ConnectWise, the developer of distant entry and help software program ScreenConnect, has disclosed that it was the sufferer of a cyber assault that it stated was probably perpetrated by a nation-state menace actor.
“ConnectWise not too long ago discovered of suspicious exercise inside the environment that we imagine was tied to a complicated nation-state actor, which affected a really small variety of ScreenConnect prospects,” the corporate stated in a quick advisory on Could 28, 2025.
The corporate stated it has engaged the companies of Google Mandiant to conduct a forensic probe into the incident and that it has notified all affected prospects.
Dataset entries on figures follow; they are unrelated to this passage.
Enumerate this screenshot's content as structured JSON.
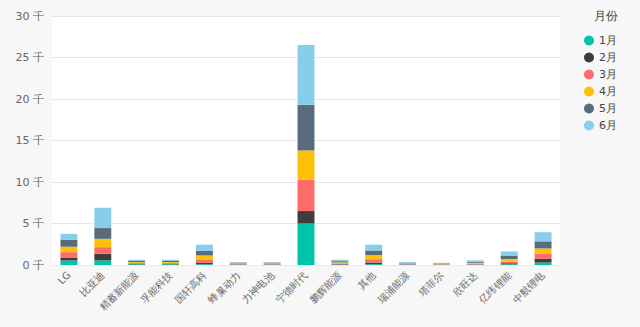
{
  "chart_data": {
    "type": "bar",
    "stacked": true,
    "categories": [
      "LG",
      "比亚迪",
      "精蓄新能源",
      "孚能科技",
      "国轩高科",
      "蜂巢动力",
      "力神电池",
      "宁德时代",
      "鹏辉能源",
      "其他",
      "瑞浦能源",
      "塔菲尔",
      "欣旺达",
      "亿纬锂能",
      "中航锂电"
    ],
    "series": [
      {
        "name": "1月",
        "color": "#00C4A7",
        "values": [
          0.55,
          0.55,
          0.08,
          0.08,
          0.1,
          0.04,
          0.04,
          5.0,
          0.04,
          0.1,
          0.04,
          0.03,
          0.04,
          0.1,
          0.3
        ]
      },
      {
        "name": "2月",
        "color": "#3D3D3D",
        "values": [
          0.35,
          0.8,
          0.08,
          0.08,
          0.15,
          0.04,
          0.04,
          1.5,
          0.06,
          0.2,
          0.04,
          0.03,
          0.04,
          0.12,
          0.45
        ]
      },
      {
        "name": "3月",
        "color": "#FF6B6B",
        "values": [
          0.65,
          0.8,
          0.1,
          0.1,
          0.35,
          0.06,
          0.06,
          3.8,
          0.1,
          0.4,
          0.06,
          0.04,
          0.08,
          0.2,
          0.6
        ]
      },
      {
        "name": "4月",
        "color": "#FFC107",
        "values": [
          0.65,
          1.0,
          0.1,
          0.1,
          0.55,
          0.06,
          0.06,
          3.5,
          0.12,
          0.5,
          0.06,
          0.04,
          0.1,
          0.3,
          0.65
        ]
      },
      {
        "name": "5月",
        "color": "#5A6B7B",
        "values": [
          0.85,
          1.3,
          0.12,
          0.12,
          0.55,
          0.08,
          0.08,
          5.5,
          0.14,
          0.55,
          0.08,
          0.06,
          0.12,
          0.35,
          0.85
        ]
      },
      {
        "name": "6月",
        "color": "#87CEEB",
        "values": [
          0.7,
          2.45,
          0.15,
          0.15,
          0.75,
          0.08,
          0.08,
          7.2,
          0.18,
          0.7,
          0.08,
          0.06,
          0.18,
          0.55,
          1.1
        ]
      }
    ],
    "ylim": [
      0,
      30
    ],
    "yticks": [
      {
        "value": 0,
        "label": "0 千"
      },
      {
        "value": 5,
        "label": "5 千"
      },
      {
        "value": 10,
        "label": "10 千"
      },
      {
        "value": 15,
        "label": "15 千"
      },
      {
        "value": 20,
        "label": "20 千"
      },
      {
        "value": 25,
        "label": "25 千"
      },
      {
        "value": 30,
        "label": "30 千"
      }
    ],
    "grid": true,
    "legend": "upper right",
    "legend_title": "月份"
  }
}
The incident was first reported by CRN.
Nonetheless, it didn’t reveal the precise variety of prospects who have been impacted by the hack, when it occurred, or the identification of the menace actor behind it.
It is price noting that the corporate, in late April 2025, patched CVE-2025-3935 (CVSS rating: 8.1), a high-severity vulnerability in ScreenConnect variations 25.2.3 and earlier that may very well be exploited for ViewState code injection assaults utilizing publicly disclosed ASP.NET machine keys – a way Microsoft disclosed earlier this February as being actively exploited by dangerous actors.
The difficulty was addressed in ScreenConnect model 25.2.4. That stated, it is presently not recognized if the cyber assault is linked to the exploitation of the vulnerability.
ConnectWise stated it has applied enhanced monitoring and hardening measures throughout its surroundings to forestall such assaults from occurring once more sooner or later.
“We’ve got not noticed any additional suspicious exercise in any buyer cases,” it added, stating it is intently monitoring the scenario.
In early 2024, safety flaws in ConnectWise ScreenConnect software program (CVE-2024-1708 and CVE-2024-1709) have been exploited by each cybercrime and nation-state menace actors, together with these from China, North Korea, and Russia, to ship quite a lot of malicious payloads.